I often work on my own music when my wife's gone to sleep, and I wouldn't change that during my ideal day. What I would swap, though, is my road-weary keyboard in the basement for, say, a Fazioli, because that's the piano that Herbie Hancock plays. Preferably a 10-feet, two-inch Fazioli, but I would be OK with the entry-level baby grand.
Finally, I would want to make some music with people. My ideal choices would be saxophonists Nathan Cepelinski and Kenji Omae, bassist Alec Walkington and drummer Ted Warren, who play on my CD. I'd would add guitarist Mike Rud too because he makes everything sound better.

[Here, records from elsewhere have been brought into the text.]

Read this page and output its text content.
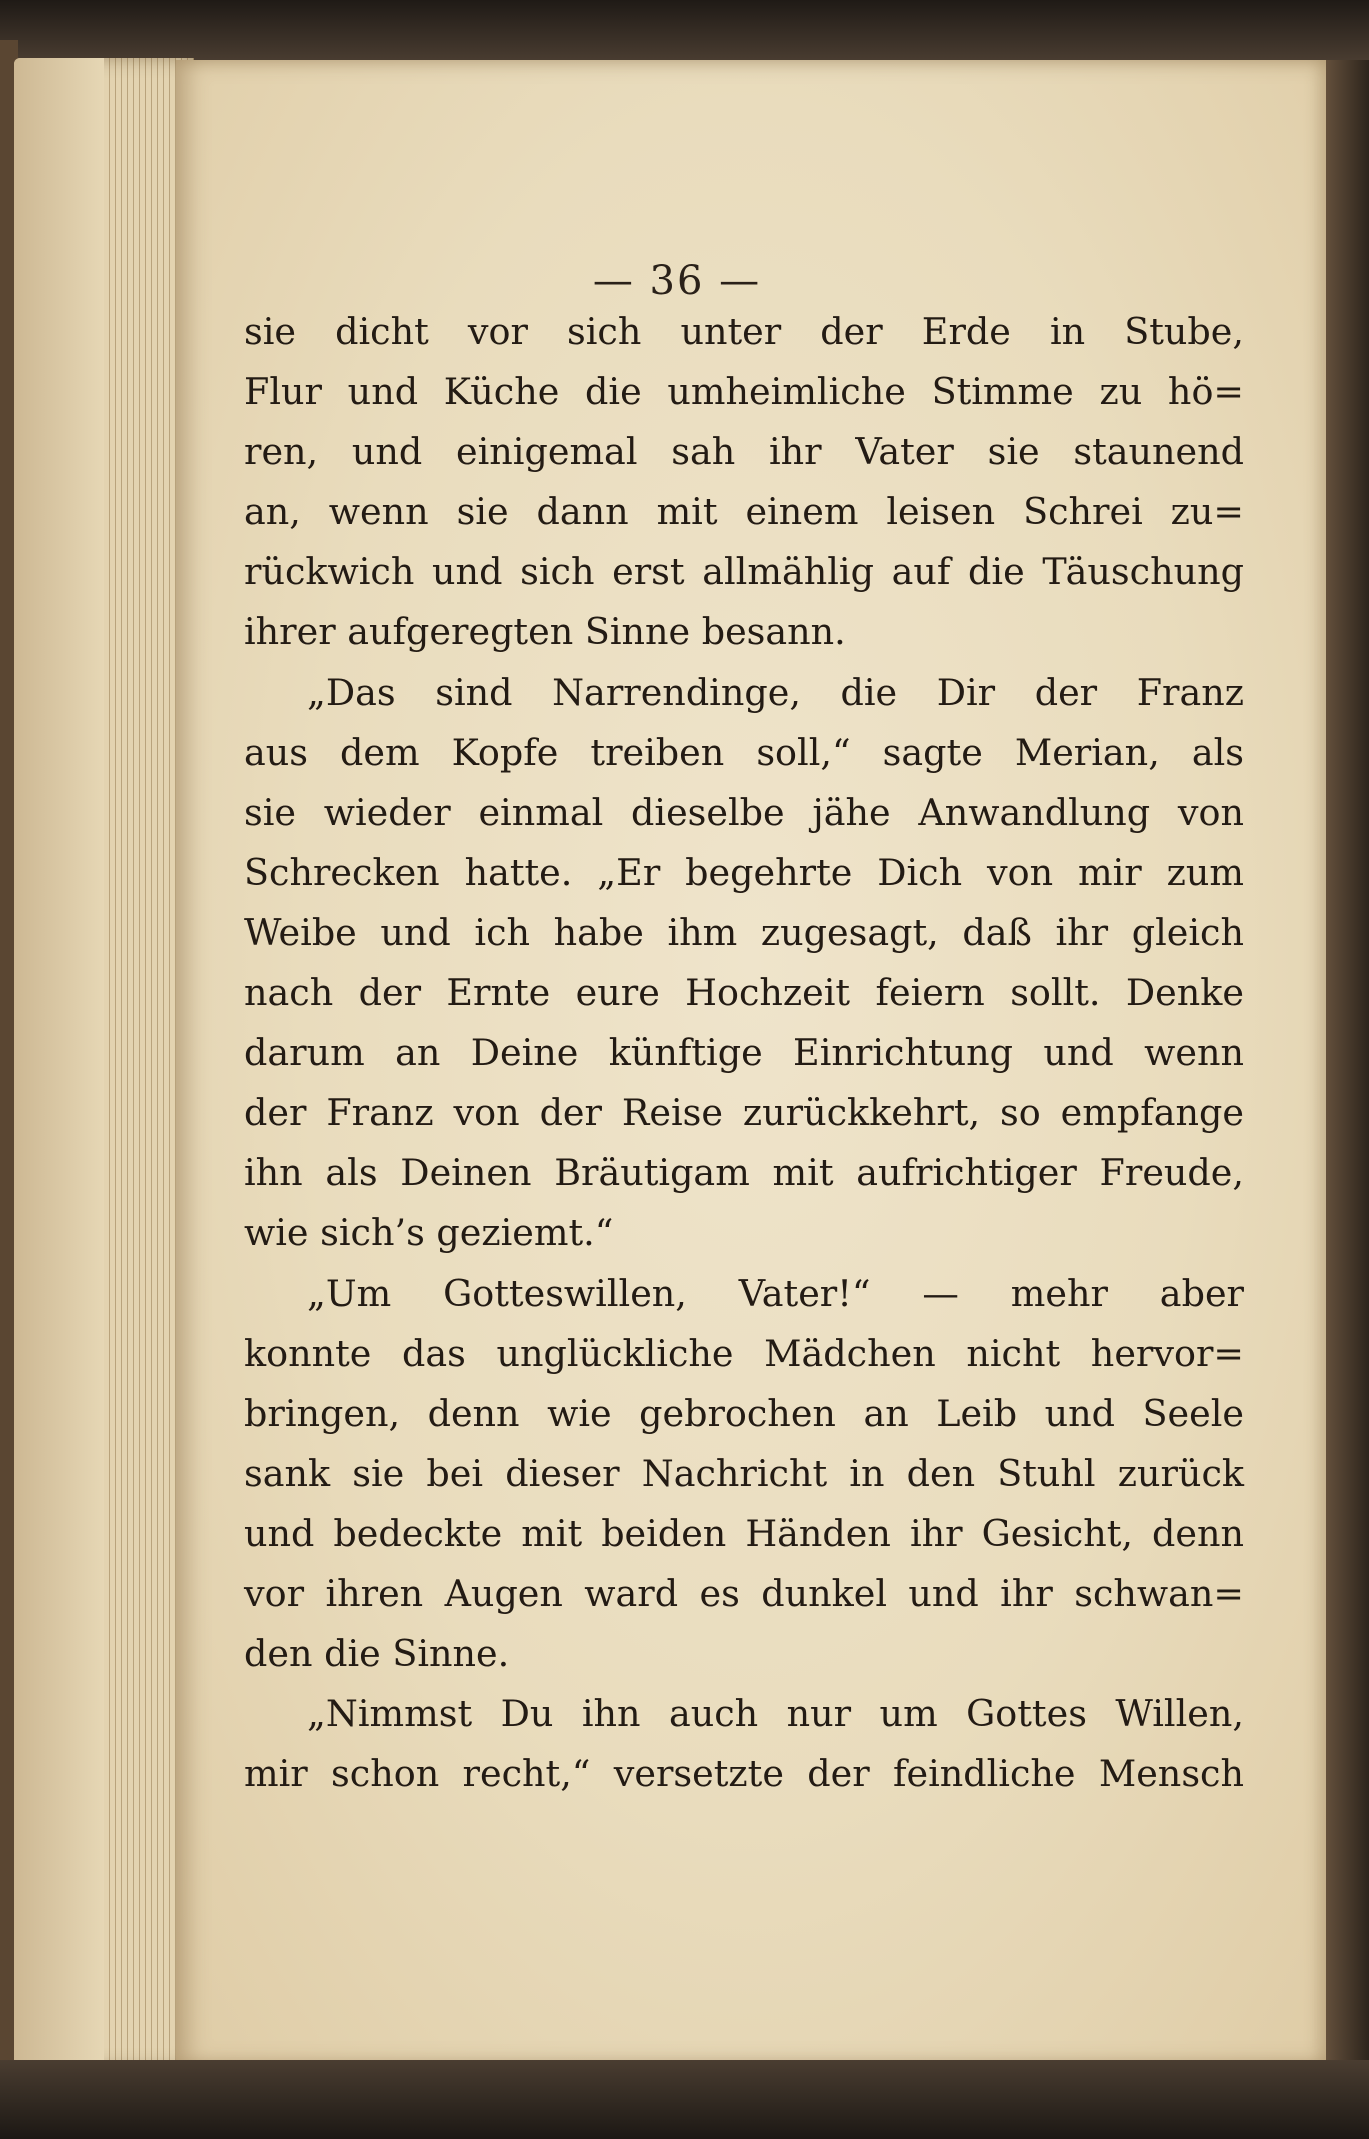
— 36 —
sie dicht vor sich unter der Erde in Stube,
Flur und Küche die umheimliche Stimme zu hö=
ren, und einigemal sah ihr Vater sie staunend
an, wenn sie dann mit einem leisen Schrei zu=
rückwich und sich erst allmählig auf die Täuschung
ihrer aufgeregten Sinne besann.
„Das sind Narrendinge, die Dir der Franz
aus dem Kopfe treiben soll,“ sagte Merian, als
sie wieder einmal dieselbe jähe Anwandlung von
Schrecken hatte. „Er begehrte Dich von mir zum
Weibe und ich habe ihm zugesagt, daß ihr gleich
nach der Ernte eure Hochzeit feiern sollt. Denke
darum an Deine künftige Einrichtung und wenn
der Franz von der Reise zurückkehrt, so empfange
ihn als Deinen Bräutigam mit aufrichtiger Freude,
wie sich’s geziemt.“
„Um Gotteswillen, Vater!“ — mehr aber
konnte das unglückliche Mädchen nicht hervor=
bringen, denn wie gebrochen an Leib und Seele
sank sie bei dieser Nachricht in den Stuhl zurück
und bedeckte mit beiden Händen ihr Gesicht, denn
vor ihren Augen ward es dunkel und ihr schwan=
den die Sinne.
„Nimmst Du ihn auch nur um Gottes Willen,
mir schon recht,“ versetzte der feindliche Mensch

My five jazz festival picks:
Christian McBride and Inside Straight, NAC Studio, June 28: I like meat and potatoes. Do you like meat and potatoes? When it comes to jazz, you need your meat and potatoes. McBride makes the tastiest, most sustaining meat and potatoes at the jazz festival.
Pilc Moutin Hoenig, NAC Fourth Stage, June 28: The jazz-piano-trio sparks will fly. I can't think of a group that plays with more imagination, spontaneity, dynamism and humour.
Darcy James Argue's Secret Society, OLG tent, June 28: Two years later, the guy's CD still gives me goosebumps. Who knew a big band could sound like this?
APEX: Rudresh Mahanthappa and Bunky Green, NAC Studio, June 30: "Duty Now! For the Future!" Devo used to say. It applies as well to these great alto players, playing with a monstrous, cutting-edge rhythm section.
Kenny Wheeler, Myra Melford, Jon Irabagon, Diana Torto, NAC Studio, July 2: Kenny Wheeler's too modest to think it, but he's the godfather of Canadian jazz, the source of so many defining sounds. I'll go see this show and give thanks.